Après les précipitations, la Ville se donne huit heures pour ramasser entre 0 et 15 centimètres, 12 heures pour 12 à 30 centimètres,

et 16 heures pour les tempêtes de plus de 30 centimètres. Précisons que le ramassage ne se fait qu’une fois les précipitations terminées. Il existe aussi un ordre de priorité pour les trottoirs. Saguenay s’accorde entre 8 et 16 heures pour reprendre le contrôle. Sur un total de 500 km de trottoirs à Saguenay, 300 sont déneigés.

Et quand il ne neige pas, les équipes s’affairent au ramassage de la neige, au nettoyage des dépôts, au sablage des routes, au déneigement des bornes-fontaines et des puisards, etc.

DÉPÔTS À NEIGE

Le territoire de Saguenay compte six dépôts à neige, soit quatre à Jonquière, un à Chicoutimi et un à La Baie. Dans un hiver moyen, 50 000 voyages de neige y sont amenés pour un total de 1,5 million de mètres cubes. La superficie de neige représente 23 fois le Centre Georges-vézina, et si on mettait tous les camions qui s’y déplacent bout à bout, ils s’étireraient sur 625 kilomètres.

« Les dépôts sont des zones dangereuses parce qu’il y a des risques d’avalanche. Les opérateurs sont tous formés. Même le jet puissant des souffleurs est très dangereux », prévient M. Séguin, ajoutant que la neige n’a pas toujours le temps de fondre pendant l’été !

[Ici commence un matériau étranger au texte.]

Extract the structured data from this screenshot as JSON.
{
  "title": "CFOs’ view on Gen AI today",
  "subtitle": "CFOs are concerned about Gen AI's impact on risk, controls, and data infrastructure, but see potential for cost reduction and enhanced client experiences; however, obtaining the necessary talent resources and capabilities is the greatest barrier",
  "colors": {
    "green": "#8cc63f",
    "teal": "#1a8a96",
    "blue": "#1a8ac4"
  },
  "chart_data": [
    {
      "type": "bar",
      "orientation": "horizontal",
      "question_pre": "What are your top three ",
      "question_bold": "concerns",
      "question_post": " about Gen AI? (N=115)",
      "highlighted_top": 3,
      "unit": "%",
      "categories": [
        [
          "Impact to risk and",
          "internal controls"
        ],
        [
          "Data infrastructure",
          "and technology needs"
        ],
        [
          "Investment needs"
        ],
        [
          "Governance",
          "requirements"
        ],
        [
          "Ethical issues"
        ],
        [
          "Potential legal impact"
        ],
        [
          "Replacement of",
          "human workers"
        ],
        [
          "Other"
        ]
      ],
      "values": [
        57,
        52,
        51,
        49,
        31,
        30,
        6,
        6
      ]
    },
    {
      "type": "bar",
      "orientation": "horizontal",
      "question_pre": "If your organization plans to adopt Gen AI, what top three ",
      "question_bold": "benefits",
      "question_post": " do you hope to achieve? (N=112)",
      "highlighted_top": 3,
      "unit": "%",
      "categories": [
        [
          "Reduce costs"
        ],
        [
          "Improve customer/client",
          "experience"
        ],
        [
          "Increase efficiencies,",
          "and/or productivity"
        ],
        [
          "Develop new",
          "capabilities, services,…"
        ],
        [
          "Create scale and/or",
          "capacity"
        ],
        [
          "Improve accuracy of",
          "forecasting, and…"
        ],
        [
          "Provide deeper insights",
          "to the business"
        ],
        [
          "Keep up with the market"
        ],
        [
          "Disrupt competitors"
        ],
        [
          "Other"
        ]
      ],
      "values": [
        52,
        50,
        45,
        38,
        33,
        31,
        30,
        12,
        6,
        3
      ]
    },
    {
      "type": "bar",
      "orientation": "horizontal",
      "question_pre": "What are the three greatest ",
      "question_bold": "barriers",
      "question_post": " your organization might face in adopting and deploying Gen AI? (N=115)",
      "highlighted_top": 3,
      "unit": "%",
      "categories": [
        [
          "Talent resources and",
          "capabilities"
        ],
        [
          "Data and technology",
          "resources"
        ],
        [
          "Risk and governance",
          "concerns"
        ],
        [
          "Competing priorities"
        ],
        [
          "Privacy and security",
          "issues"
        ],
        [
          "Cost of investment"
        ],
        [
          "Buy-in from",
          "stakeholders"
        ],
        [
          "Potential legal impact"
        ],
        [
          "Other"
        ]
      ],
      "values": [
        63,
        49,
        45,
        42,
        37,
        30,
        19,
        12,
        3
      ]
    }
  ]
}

Environ 130 équipements lourds sont affectés au déneigement, que ce soit des niveleuses, des chargeurs sur pneus, des camions de déneigement, des chenillettes, des bouteurs, des rétrocaveuses ou des pelles hydrauliques.

UNE PREMIÈRE EXPÉRIENCE À RÉPÉTER

Le fait d’ouvrir ainsi les portes d’un service était une première à Saguenay. Le conseiller aux relations médias et numériques, Dominic Arseneau, aimerait répéter l’expérience.

« Ce qu’on a voulu faire, c’est lever les rideaux et montrer les coulisses de la Ville. Montrer que le déneigement, ce n’est pas juste un camion qui va sortir quand il neige, c’est un travail à temps plein tout au long de l’hiver. Dès le moment où les temps froids arrivent et qu’on commence à avoir de la neige dans les prévisions météo, il faut commencer à préparer l’équipement, les ressources humaines et le processus. On espère qu’après avoir fait une aussi longue présentation, d’être allés aussi loin dans les détails, que ça va donner une meilleure compréhension du travail et aussi peut-être une meilleure appréciation du travail de tous les opérateurs de déneigement qui travaillent 24 heures sur 24 dans des conditions pas forcément évidentes pour que tout le monde circule en sécurité », a-t-il dit.